Après les biens et la famille de Job, le Satan s’en prend à sa personne. Il lui envoie une maladie qui le rend impur puisqu’il s’installe parmi les cendres, là où on dépose les immondices, hors du village. Et pourtant, il persiste dans la remise de soi à Dieu :

« Si nous accueillons le bonheur comme un don de Dieu, comment ne pas accepter de même le malheur » (Job 2, 10).



Quatre explications du mal

Au total, face au scandale du mal qui touche l’innocent, quatre tentatives de réponse sont proposées par le livre de Job. Mais toutes ne se valent pas :

1) Il n’y a pas de justice en ce bas monde. C’est le chaos qui règne en maître. Les impies s’enrichissent tandis que les justes souffrent sans raison. C’est le point de vue des impies que dénoncent à de nombreuses reprises les amis de Job.

2) Dieu est juste et gouverne un monde juste. Dans un tel monde, le méchant est forcément puni et le juste récompensé par le succès et une longue vie heureuse. S’il arrive malheur à Job, c’est qu’il est forcément coupable. C’est le point de vue des trois amis. On appelle ça la théologie de la rétribution : et justement le livre de Job n’est pas d’accord avec cette façon de voir. Le livre de Job passe du temps sur ce sujet, parce que c’est l’explication la plus commune à l’époque et peut-être encore aujourd’hui.

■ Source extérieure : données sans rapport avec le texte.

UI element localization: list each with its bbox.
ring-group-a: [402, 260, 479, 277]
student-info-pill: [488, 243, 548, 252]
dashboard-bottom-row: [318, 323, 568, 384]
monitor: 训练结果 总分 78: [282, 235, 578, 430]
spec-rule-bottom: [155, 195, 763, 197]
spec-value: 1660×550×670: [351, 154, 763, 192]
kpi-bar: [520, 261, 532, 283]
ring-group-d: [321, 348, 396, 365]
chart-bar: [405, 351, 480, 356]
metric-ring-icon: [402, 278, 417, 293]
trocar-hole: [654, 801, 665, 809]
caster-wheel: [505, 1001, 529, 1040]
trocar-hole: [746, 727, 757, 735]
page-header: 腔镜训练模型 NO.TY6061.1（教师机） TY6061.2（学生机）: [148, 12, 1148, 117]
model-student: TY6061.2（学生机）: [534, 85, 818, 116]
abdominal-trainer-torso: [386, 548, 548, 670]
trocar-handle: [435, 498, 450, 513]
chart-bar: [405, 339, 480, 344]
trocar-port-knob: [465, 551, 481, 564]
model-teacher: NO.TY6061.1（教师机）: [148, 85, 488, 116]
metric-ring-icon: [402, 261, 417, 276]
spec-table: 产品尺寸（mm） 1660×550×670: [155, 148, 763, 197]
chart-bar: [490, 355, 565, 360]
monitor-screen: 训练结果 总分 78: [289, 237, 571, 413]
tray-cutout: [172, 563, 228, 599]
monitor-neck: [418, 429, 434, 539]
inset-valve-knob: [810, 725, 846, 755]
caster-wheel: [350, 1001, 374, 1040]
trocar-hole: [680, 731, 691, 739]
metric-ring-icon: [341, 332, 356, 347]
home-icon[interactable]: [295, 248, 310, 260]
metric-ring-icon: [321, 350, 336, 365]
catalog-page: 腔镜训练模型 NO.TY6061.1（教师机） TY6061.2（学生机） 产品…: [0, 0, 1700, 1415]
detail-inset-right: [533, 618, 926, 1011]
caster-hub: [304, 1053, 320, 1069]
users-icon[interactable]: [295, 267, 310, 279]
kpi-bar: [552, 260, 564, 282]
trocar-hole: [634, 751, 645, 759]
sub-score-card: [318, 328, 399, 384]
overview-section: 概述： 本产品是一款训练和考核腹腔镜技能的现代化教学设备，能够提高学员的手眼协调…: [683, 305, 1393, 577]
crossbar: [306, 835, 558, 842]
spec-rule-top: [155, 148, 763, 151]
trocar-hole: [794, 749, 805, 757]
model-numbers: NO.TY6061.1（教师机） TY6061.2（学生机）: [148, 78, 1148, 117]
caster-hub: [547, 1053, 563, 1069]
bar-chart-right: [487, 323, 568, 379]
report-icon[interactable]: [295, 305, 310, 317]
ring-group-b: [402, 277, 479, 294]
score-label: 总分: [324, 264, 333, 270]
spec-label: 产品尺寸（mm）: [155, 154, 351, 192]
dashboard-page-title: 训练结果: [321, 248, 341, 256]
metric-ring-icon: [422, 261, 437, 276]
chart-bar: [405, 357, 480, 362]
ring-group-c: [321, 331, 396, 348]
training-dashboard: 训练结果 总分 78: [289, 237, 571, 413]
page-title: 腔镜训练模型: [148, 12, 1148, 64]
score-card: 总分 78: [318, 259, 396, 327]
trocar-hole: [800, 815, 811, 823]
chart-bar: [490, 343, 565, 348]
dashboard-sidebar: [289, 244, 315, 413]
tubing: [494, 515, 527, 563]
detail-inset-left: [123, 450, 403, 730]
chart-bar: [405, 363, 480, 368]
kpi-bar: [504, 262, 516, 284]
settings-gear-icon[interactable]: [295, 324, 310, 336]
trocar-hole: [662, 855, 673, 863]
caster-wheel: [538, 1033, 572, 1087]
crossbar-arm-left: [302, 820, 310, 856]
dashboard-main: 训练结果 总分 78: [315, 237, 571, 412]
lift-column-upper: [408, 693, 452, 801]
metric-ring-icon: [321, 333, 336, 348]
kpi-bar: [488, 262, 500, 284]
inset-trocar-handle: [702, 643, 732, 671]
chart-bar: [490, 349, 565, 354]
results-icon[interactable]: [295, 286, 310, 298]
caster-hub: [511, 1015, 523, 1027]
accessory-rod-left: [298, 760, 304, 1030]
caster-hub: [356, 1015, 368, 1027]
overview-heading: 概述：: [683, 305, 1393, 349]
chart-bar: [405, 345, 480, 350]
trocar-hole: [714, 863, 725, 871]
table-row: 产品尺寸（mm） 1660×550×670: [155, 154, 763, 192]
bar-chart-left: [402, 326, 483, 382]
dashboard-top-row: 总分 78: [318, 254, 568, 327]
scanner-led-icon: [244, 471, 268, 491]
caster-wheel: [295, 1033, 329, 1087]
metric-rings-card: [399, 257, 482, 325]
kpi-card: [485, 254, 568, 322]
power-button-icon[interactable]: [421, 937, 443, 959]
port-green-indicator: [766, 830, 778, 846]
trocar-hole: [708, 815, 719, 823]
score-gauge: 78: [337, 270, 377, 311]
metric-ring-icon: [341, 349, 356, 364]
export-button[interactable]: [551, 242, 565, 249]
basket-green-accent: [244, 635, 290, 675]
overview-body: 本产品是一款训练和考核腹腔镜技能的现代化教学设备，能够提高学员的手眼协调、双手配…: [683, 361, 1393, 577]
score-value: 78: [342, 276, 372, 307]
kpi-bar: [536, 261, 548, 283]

3) La souffrance est une épreuve pour la foi. C’est le point de vue du prologue, repris dans une certaine mesure par Elihu. Ce point de vue n’est pas réfuté. Il a donc quelque chose de juste. De fait, il peut être bon de traverser la souffrance comme une épreuve.

4) Les desseins de Dieu ne sont pas accessibles à l’être humain. Ils le dépassent. Celui-ci doit l’accepter, comme Job qui n’aura jamais d’explication à sa souffrance mais s’incline devant la grandeur de Dieu. Face au malheur innocent, il reste à s’en remettre à Dieu dans la confiance, même si on n’y comprend rien, malgré la nuit obscure. C’est l’attitude de Job, cautionnée par Dieu.

Finalement, si le livre de Job ne donne pas vraiment d’explication satisfaisante à la question de l’origine du mal, il donne des clés pour traverser la souffrance : le courage dans l’épreuve et la remise confiante entre les mains d’un Dieu juste en définitive, même si son projet nous échappe en grande partie.